Прежде чем сдавать, он лизнул языком три пальца. Потом уже начал бережно оттирать слипшиеся карты — колода была сильно захватана. Сдал и, осторожно заглянув в прикупку, небрежным тоном сказал:
— А я нынче на брюнеточку наткнулся…
Тощий дьякон Порфирий выразительно скосил глаза, — лукавый, насмешливый огонек блеснул в них, — а круглое лицо Андрея Андреича с сизыми щеками налилось смехом, готовым брызнуть в любой момент.
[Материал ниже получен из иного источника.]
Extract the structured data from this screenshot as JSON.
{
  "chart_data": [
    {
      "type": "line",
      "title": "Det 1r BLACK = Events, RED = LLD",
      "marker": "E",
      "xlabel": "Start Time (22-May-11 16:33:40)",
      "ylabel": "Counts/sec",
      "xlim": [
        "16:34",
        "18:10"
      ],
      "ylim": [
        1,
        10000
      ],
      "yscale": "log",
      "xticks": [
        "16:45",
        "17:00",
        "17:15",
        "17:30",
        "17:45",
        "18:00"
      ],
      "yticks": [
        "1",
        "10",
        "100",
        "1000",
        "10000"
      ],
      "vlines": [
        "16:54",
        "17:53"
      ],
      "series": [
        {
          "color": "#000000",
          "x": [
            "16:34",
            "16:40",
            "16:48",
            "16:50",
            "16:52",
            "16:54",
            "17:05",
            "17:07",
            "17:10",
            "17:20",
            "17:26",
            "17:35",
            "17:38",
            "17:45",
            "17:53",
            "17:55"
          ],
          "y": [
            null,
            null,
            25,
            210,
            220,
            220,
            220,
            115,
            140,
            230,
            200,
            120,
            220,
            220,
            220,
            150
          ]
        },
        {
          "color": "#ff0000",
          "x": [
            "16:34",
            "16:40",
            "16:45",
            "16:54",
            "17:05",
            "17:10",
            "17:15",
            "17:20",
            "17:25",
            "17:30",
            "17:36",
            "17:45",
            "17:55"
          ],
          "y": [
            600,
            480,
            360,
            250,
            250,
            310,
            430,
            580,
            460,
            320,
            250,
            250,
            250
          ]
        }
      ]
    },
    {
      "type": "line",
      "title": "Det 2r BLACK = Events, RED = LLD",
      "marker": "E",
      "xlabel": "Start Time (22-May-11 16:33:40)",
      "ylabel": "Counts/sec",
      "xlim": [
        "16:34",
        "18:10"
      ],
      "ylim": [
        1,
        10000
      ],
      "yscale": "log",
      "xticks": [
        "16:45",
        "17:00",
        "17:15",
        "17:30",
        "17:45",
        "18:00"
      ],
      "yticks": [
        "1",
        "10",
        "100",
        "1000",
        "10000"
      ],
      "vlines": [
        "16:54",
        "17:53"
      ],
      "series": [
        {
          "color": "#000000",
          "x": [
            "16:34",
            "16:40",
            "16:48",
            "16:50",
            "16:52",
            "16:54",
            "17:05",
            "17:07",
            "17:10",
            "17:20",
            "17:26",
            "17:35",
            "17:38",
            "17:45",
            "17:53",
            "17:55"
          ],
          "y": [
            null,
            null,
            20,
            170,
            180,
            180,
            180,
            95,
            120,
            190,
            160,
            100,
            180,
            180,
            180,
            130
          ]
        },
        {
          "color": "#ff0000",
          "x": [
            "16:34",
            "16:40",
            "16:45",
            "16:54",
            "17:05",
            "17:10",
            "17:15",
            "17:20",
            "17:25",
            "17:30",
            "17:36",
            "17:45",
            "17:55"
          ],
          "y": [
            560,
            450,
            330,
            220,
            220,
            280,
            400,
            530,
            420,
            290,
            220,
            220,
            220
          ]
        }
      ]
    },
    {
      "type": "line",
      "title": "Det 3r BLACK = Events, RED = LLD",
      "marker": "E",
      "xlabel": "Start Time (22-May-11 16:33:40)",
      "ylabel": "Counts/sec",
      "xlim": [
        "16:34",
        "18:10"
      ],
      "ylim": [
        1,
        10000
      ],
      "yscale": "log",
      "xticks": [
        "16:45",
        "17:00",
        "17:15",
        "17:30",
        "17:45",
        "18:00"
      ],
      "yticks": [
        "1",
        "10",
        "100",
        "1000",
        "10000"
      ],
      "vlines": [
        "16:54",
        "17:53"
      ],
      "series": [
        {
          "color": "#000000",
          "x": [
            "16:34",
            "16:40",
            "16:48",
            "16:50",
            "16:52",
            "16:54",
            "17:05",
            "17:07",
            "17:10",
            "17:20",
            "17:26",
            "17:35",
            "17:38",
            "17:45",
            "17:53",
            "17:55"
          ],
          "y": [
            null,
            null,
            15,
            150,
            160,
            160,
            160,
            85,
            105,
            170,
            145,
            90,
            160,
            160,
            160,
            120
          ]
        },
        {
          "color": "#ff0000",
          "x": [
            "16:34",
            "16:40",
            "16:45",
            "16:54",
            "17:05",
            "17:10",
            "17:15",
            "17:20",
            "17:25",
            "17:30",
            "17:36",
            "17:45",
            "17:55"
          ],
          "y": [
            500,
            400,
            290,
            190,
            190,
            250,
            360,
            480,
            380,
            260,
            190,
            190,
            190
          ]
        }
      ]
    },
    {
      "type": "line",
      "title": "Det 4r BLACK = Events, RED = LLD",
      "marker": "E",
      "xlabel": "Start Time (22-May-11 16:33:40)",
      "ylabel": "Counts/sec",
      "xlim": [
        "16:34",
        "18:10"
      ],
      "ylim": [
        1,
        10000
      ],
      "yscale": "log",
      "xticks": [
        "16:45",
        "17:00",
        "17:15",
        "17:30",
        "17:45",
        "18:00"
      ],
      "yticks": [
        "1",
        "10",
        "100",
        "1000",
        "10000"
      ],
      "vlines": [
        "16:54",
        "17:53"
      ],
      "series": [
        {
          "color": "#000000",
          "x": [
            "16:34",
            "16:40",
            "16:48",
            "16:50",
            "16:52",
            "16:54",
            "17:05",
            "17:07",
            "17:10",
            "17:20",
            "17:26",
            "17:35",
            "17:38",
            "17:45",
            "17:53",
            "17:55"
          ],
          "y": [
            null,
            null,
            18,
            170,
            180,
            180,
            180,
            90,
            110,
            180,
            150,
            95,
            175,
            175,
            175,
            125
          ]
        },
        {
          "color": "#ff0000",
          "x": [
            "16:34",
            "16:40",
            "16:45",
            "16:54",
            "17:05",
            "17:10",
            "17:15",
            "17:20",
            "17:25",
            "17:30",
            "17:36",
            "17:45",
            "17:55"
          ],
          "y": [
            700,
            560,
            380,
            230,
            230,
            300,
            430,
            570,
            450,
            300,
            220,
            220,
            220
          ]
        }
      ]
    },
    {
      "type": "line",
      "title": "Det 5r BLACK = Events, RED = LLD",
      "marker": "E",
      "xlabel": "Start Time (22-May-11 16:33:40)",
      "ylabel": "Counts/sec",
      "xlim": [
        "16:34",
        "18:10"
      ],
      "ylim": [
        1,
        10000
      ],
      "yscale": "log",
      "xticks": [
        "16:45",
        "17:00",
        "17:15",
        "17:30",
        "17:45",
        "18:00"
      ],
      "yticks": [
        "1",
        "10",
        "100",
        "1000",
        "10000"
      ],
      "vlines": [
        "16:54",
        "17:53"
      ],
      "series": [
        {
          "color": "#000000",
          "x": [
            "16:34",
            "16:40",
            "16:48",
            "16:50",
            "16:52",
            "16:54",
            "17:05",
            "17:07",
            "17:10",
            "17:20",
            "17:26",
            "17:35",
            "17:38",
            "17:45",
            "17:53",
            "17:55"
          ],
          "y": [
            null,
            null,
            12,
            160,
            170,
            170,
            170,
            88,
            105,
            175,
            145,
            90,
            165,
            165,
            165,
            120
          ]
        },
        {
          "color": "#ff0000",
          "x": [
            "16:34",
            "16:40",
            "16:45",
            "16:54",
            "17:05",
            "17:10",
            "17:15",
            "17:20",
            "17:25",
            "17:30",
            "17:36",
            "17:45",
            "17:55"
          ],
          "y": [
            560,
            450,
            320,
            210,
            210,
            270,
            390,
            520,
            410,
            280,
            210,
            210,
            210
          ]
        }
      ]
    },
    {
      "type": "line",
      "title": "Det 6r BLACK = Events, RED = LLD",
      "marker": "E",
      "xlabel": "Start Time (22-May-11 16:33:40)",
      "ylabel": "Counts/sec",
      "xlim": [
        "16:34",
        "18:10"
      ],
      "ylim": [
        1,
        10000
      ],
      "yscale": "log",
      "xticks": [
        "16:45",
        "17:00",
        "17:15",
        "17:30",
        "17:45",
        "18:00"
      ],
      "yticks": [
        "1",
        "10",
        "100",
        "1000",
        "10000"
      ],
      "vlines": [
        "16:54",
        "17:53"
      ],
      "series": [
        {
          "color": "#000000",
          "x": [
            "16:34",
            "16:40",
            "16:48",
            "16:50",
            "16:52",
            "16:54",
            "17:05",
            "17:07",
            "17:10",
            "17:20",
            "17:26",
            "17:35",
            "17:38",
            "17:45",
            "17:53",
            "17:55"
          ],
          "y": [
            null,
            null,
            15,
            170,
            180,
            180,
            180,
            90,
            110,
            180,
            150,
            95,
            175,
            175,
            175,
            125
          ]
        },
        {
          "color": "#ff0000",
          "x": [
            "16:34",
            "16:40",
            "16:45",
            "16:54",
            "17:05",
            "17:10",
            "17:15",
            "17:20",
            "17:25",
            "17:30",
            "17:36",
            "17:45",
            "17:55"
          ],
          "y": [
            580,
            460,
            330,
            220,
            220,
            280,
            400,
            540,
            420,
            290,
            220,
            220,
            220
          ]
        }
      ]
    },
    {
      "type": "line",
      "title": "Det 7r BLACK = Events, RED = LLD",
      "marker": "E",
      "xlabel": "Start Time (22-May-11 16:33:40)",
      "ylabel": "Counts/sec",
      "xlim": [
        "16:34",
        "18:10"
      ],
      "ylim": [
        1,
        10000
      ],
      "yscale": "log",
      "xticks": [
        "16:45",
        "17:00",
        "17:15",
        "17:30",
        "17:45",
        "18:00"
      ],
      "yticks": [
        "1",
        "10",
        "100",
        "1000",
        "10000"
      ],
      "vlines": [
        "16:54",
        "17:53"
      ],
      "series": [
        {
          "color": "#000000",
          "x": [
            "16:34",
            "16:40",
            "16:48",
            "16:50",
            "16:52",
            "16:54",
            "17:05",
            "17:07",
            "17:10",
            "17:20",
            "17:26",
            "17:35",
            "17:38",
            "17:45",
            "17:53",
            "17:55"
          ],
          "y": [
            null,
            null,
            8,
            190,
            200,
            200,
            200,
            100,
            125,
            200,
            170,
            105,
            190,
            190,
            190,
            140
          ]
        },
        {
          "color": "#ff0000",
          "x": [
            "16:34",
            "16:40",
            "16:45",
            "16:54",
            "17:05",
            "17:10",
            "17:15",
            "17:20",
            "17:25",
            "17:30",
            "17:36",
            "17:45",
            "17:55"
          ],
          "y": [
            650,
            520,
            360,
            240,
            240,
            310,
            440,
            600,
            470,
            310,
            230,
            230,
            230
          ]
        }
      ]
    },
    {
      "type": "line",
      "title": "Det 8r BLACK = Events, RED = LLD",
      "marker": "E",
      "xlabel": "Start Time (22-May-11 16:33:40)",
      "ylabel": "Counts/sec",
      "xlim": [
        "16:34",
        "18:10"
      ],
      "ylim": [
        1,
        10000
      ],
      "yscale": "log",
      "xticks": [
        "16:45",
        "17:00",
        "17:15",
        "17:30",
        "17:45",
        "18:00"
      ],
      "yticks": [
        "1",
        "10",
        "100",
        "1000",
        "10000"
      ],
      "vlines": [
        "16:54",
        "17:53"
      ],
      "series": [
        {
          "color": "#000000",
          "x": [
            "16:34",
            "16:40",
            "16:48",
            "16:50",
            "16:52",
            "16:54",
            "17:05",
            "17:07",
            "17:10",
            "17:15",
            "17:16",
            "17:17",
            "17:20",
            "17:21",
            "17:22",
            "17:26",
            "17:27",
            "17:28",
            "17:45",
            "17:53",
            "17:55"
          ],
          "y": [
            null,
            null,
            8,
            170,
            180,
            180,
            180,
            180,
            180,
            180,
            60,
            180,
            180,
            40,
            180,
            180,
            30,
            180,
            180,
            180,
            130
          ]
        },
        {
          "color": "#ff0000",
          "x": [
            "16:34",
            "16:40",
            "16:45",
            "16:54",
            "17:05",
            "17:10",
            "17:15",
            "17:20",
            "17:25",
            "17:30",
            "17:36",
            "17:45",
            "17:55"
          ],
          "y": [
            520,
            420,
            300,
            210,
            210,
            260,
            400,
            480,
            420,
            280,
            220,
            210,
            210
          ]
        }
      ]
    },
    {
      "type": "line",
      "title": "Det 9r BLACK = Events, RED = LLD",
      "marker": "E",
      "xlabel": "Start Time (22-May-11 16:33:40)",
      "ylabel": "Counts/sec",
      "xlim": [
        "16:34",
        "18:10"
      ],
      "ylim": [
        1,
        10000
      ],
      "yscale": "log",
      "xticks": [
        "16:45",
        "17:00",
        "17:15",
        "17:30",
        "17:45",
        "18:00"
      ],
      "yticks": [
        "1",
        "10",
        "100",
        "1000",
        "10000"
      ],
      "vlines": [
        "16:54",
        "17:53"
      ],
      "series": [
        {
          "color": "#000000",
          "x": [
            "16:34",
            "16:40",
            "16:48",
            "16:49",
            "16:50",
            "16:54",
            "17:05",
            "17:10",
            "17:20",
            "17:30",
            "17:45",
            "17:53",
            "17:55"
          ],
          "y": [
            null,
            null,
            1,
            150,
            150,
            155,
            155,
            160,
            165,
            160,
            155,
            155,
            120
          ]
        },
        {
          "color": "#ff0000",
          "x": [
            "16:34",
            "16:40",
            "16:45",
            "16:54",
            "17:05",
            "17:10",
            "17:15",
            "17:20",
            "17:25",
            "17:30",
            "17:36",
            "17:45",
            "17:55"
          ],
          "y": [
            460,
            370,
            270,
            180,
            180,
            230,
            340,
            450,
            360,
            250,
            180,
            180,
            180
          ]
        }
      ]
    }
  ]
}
— Отроковица? — спросил дьякон.
— Н… нет… дамочка…
Яичник Безуглов крутнул головой и тонко кашлянул. Пристав не выдержал равнодушного тона: задрожали рыже-щетинистые щеки и рот неудержимо поплыл в стороны.
— Кругленькая бабочка… — еле выговорил он, и светлые глазки его пропали в узеньких щелках.
В слободе пристава звали Мордальоном, — может быть, за привычку к рукопашным объяснениям, может быть, по простому созвучию его имени, но может быть — и за лик. Он сам понимал, что — не красавец, — человек был не глупый. Сам подшучивал над розовой луковицей вместо носа, вдавленной между двух малиновых пузырей, и над холмистым своим подбородком в короткой рыжей щетине. Было что-то неодолимо комическое в каждой складке толстого его лица, привычно шутовское в глазах, — вот-вот, казалось даже в серьезные минуты, непременно загнет он пахучее словцо или влепит в речь непристойную рифму, — на что был особый мастер…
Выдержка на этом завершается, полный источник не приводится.